Organ transplants require written approval from the insurance carrier before the transplant. If a change in insurance has occurred and no authorization is in place, the patient is responsible for full payment of all services provided. The authorization process is lengthy; the sooner the insurance change is identified the faster the patient can be reauthorized through the new insurance carrier.
In addition, it is recommended that you contact your transplant center before making any changes during an open enrollment period. You must also remember that if you have a break in coverage between policies, the new policy may include a waiting period which could leave you without coverage for a period of time. Remember to always continue your premiums through COBRA to guarantee this.
When planning ahead, there are some important things to consider that may change over time with your coverage. Be sure to consider changes that may result from:
Reaching the maximum limit the insurance company will pay per year or per lifetime.
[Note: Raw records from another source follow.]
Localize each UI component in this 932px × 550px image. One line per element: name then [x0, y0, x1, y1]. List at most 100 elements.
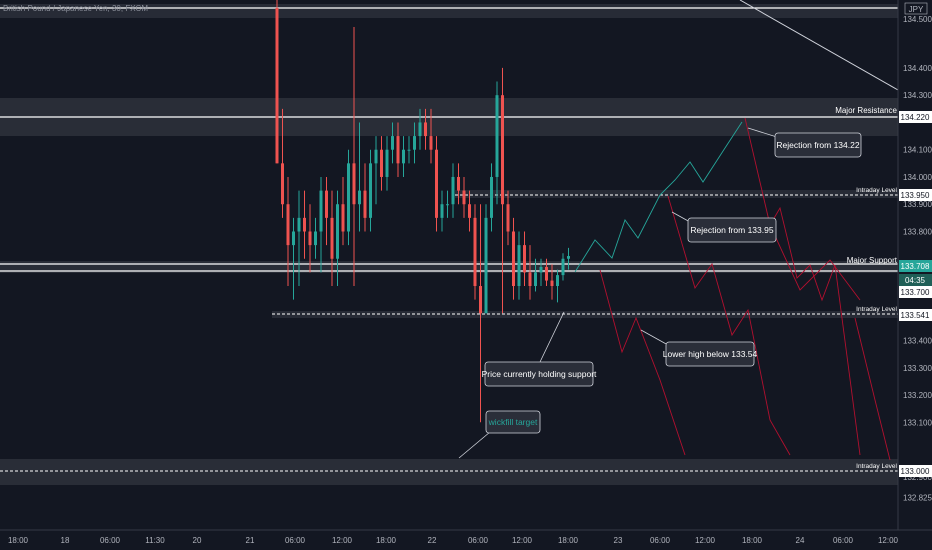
price-tag-box	[899, 189, 932, 201]
price-tag-box	[899, 260, 932, 272]
y-tick-label: 132.900	[903, 473, 932, 482]
x-tick-label: 23	[614, 536, 623, 545]
callout-text: Price currently holding support	[482, 369, 597, 379]
candle-body	[325, 190, 328, 218]
x-tick-label: 18	[61, 536, 70, 545]
candle-body	[297, 217, 301, 232]
level-label-intraday-bottom: Intraday Level	[856, 463, 897, 470]
candle-body	[567, 256, 570, 259]
price-tag-box	[899, 309, 932, 321]
callout-box	[484, 361, 594, 387]
projection-bearish-5	[854, 317, 891, 461]
candle-body	[418, 122, 422, 137]
y-tick-label: 133.200	[903, 391, 932, 400]
candle-body	[484, 217, 488, 314]
candle-body	[517, 245, 521, 287]
level-label-major-resistance: Major Resistance	[835, 106, 897, 115]
x-tick-label: 18:00	[8, 536, 29, 545]
callout-text: wickfill target	[488, 417, 538, 427]
x-tick-label: 11:30	[145, 536, 165, 545]
candle-body	[358, 190, 361, 205]
x-tick-label: 12:00	[332, 536, 353, 545]
level-lines	[0, 0, 899, 472]
x-ticks: 18:00 18 06:00 11:30 20 21 06:00 12:00 18:00 22 06…	[8, 536, 899, 545]
price-tag: 133.000	[901, 467, 930, 476]
level-label-major-support: Major Support	[847, 256, 898, 265]
callout-pointer	[539, 311, 565, 363]
y-tick-label: 134.000	[903, 173, 932, 182]
candle-body	[286, 204, 290, 246]
symbol-tag: JPY	[909, 5, 924, 14]
candle-body	[495, 95, 499, 177]
callout-pointer	[640, 329, 669, 346]
projection-bearish-2	[667, 195, 791, 456]
candle-body	[341, 204, 345, 232]
callout-pointer	[671, 211, 691, 223]
candle-body	[275, 7, 279, 164]
candles	[275, 0, 570, 423]
projection-bearish-4	[769, 224, 861, 301]
candle-body	[363, 190, 367, 218]
candle-body	[391, 136, 394, 150]
callouts: Rejection from 134.22 Rejection from 133…	[458, 127, 862, 459]
projection-bearish-3	[599, 269, 686, 456]
candle-body	[468, 204, 471, 218]
y-tick-label: 133.400	[903, 337, 932, 346]
price-tag: 04:35	[905, 276, 926, 285]
candle-body	[523, 245, 526, 273]
candle-body	[501, 95, 504, 205]
candle-body	[385, 149, 389, 177]
candle-body	[308, 231, 312, 246]
candle-body	[336, 204, 339, 259]
price-tag-box	[899, 111, 932, 123]
candle-body	[490, 176, 493, 218]
candle-body	[429, 136, 433, 150]
level-labels: Major Resistance Intraday Level Major Su…	[835, 106, 898, 470]
price-tag-box	[899, 286, 932, 298]
callout-text: Rejection from 133.95	[690, 225, 773, 235]
candle-body	[457, 176, 460, 191]
candle-body	[550, 280, 554, 287]
callout-text: Rejection from 134.22	[776, 140, 859, 150]
callout-holding-support: Price currently holding support	[482, 311, 597, 387]
candle-body	[479, 286, 482, 314]
trend-line	[739, 0, 899, 91]
candle-body	[556, 275, 559, 287]
callout-box	[774, 132, 862, 158]
level-label-intraday-upper: Intraday Level	[856, 187, 897, 194]
projections	[574, 117, 891, 461]
callout-rejection-13395: Rejection from 133.95	[671, 211, 777, 243]
candle-body	[369, 163, 372, 218]
x-tick-label: 18:00	[742, 536, 763, 545]
x-tick-label: 21	[246, 536, 255, 545]
callout-box	[485, 410, 541, 434]
y-tick-label: 134.400	[903, 64, 932, 73]
bottom-zone	[0, 459, 898, 485]
candle-body	[413, 136, 416, 150]
candle-body	[473, 217, 477, 287]
price-tag: 134.220	[901, 113, 930, 122]
candle-body	[512, 231, 515, 287]
price-tag-box	[899, 465, 932, 477]
x-tick-label: 06:00	[468, 536, 489, 545]
price-tag-box	[899, 274, 932, 286]
price-tag: 133.541	[901, 311, 930, 320]
candle-body	[314, 231, 317, 246]
candle-body	[451, 176, 455, 205]
candle-body	[407, 149, 411, 151]
callout-rejection-13422: Rejection from 134.22	[747, 127, 862, 158]
y-tick-label: 134.300	[903, 91, 932, 100]
callout-box	[665, 341, 755, 367]
candle-body	[374, 149, 378, 164]
candle-body	[352, 163, 356, 205]
candle-body	[319, 190, 323, 232]
candle-body	[528, 272, 532, 287]
candle-body	[402, 149, 405, 164]
candle-body	[303, 217, 306, 232]
candle-body	[330, 217, 334, 259]
candle-body	[534, 272, 537, 287]
chart-title: British Pound / Japanese Yen, 30, FXCM	[3, 4, 148, 13]
symbol-tag-box	[904, 2, 928, 15]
Divorce or separation from a spouse can lead to cancellation of coverage on the spouse’s policy.
Changes that may impact the insurance coverage; change in job status due to health, lay-off, change in student status, or other causes.
Changes in the patient’s insurance policy that can lead to increased co-pays and/or deductibles.
Children becoming adults and no longer covered under their parent’s insurance or state-funded health plans.
Children can stay on a parent’s health insurance plan until 26 years old, and after that they usually are required to find their own health insurance coverage.
Some employers will grant extended coverage past 26 years in extenuating circumstances. Check with your employer for policy details and possible exceptions if your child is in this situation.